Palo Alto Networks is looking for a Principal SRE to build and maintain highly reliable, scalable, and secure cloud infrastructure within a FedRAMP compliant environment, driving operational excellence and SRE best practices.
Requirements
- 4+ years of experience with AWS and GCP and expertise in their architecture, services, advanced cloud networking, and PKI concepts.
- Expertise in troubleshooting and resolving cloud infrastructure and service issues, identifying root cause and devising effective solutions for high volume transactions.
- Proficiency with Python and shell scripting for automation; Golang is a plus.
- Proficiency in Infrastructure as Code (IaC) with Terraform and Helm, leveraging AI tools for development.

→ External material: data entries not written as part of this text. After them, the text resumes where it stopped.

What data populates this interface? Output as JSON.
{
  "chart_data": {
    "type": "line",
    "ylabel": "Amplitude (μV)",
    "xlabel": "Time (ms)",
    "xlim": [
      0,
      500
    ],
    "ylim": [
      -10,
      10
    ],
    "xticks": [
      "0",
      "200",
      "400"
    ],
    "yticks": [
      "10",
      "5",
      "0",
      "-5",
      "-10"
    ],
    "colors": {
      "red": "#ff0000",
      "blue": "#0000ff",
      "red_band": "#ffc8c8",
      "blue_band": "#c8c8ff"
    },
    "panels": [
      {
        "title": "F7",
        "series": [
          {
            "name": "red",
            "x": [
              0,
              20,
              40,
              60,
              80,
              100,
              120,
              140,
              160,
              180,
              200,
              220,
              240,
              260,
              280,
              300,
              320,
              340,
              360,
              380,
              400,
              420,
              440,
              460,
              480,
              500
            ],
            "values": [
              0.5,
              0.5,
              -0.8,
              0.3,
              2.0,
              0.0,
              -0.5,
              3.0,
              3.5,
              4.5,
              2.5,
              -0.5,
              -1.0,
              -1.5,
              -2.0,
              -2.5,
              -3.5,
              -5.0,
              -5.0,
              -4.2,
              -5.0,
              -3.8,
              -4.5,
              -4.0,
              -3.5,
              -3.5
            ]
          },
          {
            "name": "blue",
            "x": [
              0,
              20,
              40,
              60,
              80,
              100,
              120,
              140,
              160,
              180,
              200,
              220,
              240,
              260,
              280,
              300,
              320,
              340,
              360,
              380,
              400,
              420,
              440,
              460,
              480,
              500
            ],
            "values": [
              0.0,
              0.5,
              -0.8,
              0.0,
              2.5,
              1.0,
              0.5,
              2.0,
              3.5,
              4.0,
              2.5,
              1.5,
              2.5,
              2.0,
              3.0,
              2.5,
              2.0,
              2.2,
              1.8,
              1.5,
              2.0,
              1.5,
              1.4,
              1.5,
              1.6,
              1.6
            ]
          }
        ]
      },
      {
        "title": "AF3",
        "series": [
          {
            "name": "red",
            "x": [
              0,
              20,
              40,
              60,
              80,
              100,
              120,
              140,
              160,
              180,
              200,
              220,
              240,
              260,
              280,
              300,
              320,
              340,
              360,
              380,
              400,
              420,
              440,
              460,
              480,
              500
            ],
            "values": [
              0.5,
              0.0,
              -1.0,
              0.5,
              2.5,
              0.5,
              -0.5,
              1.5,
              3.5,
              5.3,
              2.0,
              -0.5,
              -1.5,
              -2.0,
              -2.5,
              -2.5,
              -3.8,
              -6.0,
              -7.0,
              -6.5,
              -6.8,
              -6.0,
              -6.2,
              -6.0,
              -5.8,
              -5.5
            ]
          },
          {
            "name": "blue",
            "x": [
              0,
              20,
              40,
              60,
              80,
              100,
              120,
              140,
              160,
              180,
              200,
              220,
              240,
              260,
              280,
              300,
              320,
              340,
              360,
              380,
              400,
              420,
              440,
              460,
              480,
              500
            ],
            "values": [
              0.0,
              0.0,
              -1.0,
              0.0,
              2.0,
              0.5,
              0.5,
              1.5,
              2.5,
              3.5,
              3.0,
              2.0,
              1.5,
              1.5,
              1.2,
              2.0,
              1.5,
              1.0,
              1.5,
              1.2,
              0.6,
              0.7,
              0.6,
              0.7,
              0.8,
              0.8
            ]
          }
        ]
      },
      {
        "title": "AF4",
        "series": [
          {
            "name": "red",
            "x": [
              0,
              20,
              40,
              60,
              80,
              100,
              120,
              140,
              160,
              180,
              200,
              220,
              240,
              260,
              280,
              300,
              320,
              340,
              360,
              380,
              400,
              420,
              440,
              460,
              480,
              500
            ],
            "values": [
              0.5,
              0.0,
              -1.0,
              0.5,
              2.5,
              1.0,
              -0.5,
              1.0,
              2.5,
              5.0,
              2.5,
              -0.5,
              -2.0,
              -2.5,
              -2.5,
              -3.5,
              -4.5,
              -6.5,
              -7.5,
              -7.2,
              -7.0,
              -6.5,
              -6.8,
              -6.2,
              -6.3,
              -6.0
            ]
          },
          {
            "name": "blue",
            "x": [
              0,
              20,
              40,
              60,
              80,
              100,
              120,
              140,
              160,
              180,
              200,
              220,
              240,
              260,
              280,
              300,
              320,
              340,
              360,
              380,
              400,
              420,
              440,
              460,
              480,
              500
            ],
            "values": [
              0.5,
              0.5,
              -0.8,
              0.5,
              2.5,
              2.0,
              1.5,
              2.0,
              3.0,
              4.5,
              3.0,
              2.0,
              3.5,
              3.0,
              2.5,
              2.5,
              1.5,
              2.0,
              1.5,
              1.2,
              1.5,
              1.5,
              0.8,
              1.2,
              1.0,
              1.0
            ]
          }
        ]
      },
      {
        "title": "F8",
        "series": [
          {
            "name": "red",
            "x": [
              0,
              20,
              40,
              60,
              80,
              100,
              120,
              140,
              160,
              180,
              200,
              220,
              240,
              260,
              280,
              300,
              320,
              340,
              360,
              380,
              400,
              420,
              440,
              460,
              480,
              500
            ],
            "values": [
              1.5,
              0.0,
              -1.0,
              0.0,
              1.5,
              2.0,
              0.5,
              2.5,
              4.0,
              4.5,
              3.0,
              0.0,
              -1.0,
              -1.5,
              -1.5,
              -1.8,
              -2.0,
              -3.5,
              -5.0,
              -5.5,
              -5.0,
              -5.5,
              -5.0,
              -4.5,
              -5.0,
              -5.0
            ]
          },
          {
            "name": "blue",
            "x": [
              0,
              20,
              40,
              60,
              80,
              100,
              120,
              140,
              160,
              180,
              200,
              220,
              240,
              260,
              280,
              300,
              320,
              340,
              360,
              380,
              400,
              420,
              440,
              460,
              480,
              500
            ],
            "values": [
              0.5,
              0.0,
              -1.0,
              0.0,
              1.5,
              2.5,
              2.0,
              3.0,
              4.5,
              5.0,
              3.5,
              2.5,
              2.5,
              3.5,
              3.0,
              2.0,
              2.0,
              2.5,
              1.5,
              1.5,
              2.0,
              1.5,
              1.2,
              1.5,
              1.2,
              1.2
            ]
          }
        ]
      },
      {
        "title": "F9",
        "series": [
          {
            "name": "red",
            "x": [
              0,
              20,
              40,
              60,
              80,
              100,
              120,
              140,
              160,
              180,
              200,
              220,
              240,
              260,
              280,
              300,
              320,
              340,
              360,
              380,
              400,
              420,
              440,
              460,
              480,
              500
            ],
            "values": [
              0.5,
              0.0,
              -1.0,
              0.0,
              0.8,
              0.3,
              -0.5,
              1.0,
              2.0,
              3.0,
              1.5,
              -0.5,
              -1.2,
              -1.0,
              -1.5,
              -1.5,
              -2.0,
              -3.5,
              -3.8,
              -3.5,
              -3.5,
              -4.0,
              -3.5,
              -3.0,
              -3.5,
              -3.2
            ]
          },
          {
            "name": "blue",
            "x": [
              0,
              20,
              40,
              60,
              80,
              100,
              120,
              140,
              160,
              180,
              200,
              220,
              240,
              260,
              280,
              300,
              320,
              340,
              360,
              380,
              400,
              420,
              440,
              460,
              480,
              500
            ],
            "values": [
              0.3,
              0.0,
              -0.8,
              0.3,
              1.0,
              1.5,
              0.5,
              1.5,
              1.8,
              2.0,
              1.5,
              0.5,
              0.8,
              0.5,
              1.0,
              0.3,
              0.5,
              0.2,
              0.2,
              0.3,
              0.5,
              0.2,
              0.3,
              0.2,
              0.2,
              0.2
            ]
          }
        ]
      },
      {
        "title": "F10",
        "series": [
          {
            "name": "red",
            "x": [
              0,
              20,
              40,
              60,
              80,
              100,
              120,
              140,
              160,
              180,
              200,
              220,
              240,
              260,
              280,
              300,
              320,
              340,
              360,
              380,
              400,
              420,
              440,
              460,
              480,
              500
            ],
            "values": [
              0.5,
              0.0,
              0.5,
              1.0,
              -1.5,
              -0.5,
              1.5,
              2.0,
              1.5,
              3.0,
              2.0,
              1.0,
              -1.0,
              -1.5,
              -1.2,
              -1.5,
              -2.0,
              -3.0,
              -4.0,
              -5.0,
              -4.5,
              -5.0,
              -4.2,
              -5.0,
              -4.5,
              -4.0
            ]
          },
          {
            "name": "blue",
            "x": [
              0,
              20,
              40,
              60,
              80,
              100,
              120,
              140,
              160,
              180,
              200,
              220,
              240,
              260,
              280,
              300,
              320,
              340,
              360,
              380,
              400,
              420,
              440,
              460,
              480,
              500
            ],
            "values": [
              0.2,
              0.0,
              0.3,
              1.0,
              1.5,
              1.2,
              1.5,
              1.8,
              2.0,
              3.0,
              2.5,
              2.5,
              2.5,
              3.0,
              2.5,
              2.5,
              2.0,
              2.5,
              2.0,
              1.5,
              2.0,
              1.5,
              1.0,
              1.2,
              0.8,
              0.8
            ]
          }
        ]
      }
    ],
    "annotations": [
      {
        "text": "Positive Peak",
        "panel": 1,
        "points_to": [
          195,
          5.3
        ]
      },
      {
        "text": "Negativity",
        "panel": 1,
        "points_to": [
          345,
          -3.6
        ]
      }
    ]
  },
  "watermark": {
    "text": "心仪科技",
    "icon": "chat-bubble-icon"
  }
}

- Solid experience with Kubernetes, container networking, and container workloads.
- Strong Linux administration skills.
- Proficiency with CI/CD pipelines, GitOps principles, GitLab, and Jenkins.
Responsibilities
- Design, build, and operate reliable, secure Cloud infrastructure across multi-cloud environments.
- Ensure applications are production-ready, scalable, and resilient, collaborating closely with developers, researchers, data scientists, and security experts.
- Develop expertise in new technologies and rapidly integrate them into our existing infrastructure, embracing continuous learning and the adoption of AI tools.
- Develop tools and automation frameworks, championing Infrastructure as Code (IaC) and Monitoring as Code (MaC) principles.
- Automate robust deployments and orchestrate end-to-end monitoring and alerting solutions.
- Participate in on-call rotations with SRE and Dev teams to support critical business and production systems.
- Lead root cause analysis of critical business and production issues, driving improvements and preventing recurrence.
Other
- Due to government environments this position supports, the role requires US Citizenship.
- Must be a US Citizen to be considered
- BS or MS in Computer Science, a related field, or equivalent professional experience required or equivalent military experience required
- Excellent written and verbal communication skills, with the ability to collaborate effectively and rally support across teams.
- Self-disciplined, self-managed, and highly driven with a strong sense of ownership and urgency.
- Ability to adapt quickly to evolving cloud technologies, security threats, and advancements through continuous learning.
- Able to understand and address customer needs effectively, and provide RCA to customers.
- Understanding how technical decisions impact the business and aligning cloud operations with business goals.